FOME E MISÉRIA AGRAVAM A VIOLÊNCIA
Junéia defende que, somente a criação de um pacto social será capaz de superar as mazelas causadas pelo atual governo e reconstruir o país. “Para reverter as perdas de muitos postos de trabalho e pôr fim à fome. Mais de 60 milhões de pessoas vivendo sob insegurança alimentar, justamente pelos cortes (de recursos para investimentos sociais), critica.
De acordo com um relatório da Organização das Nações Unidas para Alimentação e Agricultura (FAO), divulgado em julho, mais de 60 milhões de brasileiros enfrentaram algum tipo de privação alimentar.

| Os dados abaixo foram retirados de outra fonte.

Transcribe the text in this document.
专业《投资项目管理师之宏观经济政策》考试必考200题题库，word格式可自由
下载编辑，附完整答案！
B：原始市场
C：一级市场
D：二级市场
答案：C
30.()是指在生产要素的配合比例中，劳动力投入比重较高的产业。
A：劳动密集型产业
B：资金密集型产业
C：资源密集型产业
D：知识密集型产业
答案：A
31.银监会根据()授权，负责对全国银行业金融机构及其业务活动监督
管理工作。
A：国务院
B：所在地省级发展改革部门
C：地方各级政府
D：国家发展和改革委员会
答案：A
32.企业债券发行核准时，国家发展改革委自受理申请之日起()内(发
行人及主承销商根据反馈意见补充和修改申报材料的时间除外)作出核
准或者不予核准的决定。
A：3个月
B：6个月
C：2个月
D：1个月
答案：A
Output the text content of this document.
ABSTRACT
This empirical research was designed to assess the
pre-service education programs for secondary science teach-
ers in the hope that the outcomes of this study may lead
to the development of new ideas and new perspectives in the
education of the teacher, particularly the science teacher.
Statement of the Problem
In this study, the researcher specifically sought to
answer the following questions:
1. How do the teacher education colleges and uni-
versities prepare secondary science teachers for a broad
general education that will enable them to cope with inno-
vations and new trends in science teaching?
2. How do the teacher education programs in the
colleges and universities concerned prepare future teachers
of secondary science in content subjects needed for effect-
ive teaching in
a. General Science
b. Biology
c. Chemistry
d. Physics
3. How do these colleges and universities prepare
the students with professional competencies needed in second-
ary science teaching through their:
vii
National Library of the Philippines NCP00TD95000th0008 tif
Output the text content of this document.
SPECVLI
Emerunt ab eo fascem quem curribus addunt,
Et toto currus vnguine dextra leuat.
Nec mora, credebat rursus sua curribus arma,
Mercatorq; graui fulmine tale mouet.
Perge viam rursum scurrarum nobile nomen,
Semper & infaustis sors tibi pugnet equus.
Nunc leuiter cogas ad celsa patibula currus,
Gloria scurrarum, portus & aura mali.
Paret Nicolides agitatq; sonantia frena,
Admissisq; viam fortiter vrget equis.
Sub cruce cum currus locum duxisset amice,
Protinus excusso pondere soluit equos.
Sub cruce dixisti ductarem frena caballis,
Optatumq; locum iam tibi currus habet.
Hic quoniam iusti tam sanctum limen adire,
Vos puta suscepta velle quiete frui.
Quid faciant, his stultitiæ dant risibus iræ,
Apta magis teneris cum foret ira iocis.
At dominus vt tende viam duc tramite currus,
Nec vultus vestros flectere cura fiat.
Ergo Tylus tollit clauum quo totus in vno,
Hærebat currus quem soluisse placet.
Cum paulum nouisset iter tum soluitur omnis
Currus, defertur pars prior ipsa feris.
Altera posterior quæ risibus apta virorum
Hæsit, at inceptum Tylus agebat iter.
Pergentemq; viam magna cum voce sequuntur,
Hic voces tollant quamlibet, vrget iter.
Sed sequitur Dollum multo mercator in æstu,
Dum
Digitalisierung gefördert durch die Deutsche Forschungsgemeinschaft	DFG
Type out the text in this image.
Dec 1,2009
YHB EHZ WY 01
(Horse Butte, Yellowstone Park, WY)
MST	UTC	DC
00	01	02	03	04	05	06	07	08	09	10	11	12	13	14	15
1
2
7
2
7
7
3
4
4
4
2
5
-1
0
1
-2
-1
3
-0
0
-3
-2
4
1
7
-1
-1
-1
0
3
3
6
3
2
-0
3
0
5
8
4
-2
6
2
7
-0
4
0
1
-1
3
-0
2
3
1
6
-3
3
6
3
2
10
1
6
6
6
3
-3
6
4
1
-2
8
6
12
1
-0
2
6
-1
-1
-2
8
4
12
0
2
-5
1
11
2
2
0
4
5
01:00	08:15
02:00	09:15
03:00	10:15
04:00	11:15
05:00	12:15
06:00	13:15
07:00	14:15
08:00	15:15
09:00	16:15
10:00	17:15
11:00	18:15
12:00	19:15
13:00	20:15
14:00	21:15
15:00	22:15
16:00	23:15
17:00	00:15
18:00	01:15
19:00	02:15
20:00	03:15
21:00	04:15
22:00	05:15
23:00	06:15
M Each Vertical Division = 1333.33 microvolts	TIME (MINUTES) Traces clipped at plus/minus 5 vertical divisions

O documento mostra que o número de pessoas vítimas de algum tipo de insegurança alimentar foi de 61,3 milhões – praticamente três em cada dez habitantes do Brasil, que tem uma população estimada em 213,3 milhões. Desse total, 15,4 milhões sofreram uma insegurança alimentar grave.
Os dados abrangem o período de 2019 a 2021. Os últimos números da instituição mostram uma piora assustadora da fome no Brasil. Entre 2014 e 2016, a insegurança alimentar atingiu 37,5 milhões de pessoas – 3,9 milhões estavam na condição grave.
No que concerne às mulheres, em 2021, 31,9% população feminina no mundo enfrentavam um cenário de insegurança moderada ou grave, acima dos 27,6% apurados entre os homens. A diferença de quatro pontos percentuais também é maior do que a observada em 2020, quando era de três pontos.
Mesmo com a fome assolando a vida das brasileiras, agravada pelo desemprego, a dirigente sindical diz que a decisão de Bolsonaro “não surpreende”, mas é “totalmente misógina!”,
Para Marina Rizzi, a decisão do governo é ainda mais grave, “levando em consideração que na pandemia a gente teve um aumento significativo dos casos de violência contra a mulher”.
Nesse cenário, “esses dados assumem outras dimensões ainda mais perversas, porque deixam as mulheres ainda mais vulneráveis quando o Estado deveria […] prevenir e erradicar a violência contra a mulher”, comenta.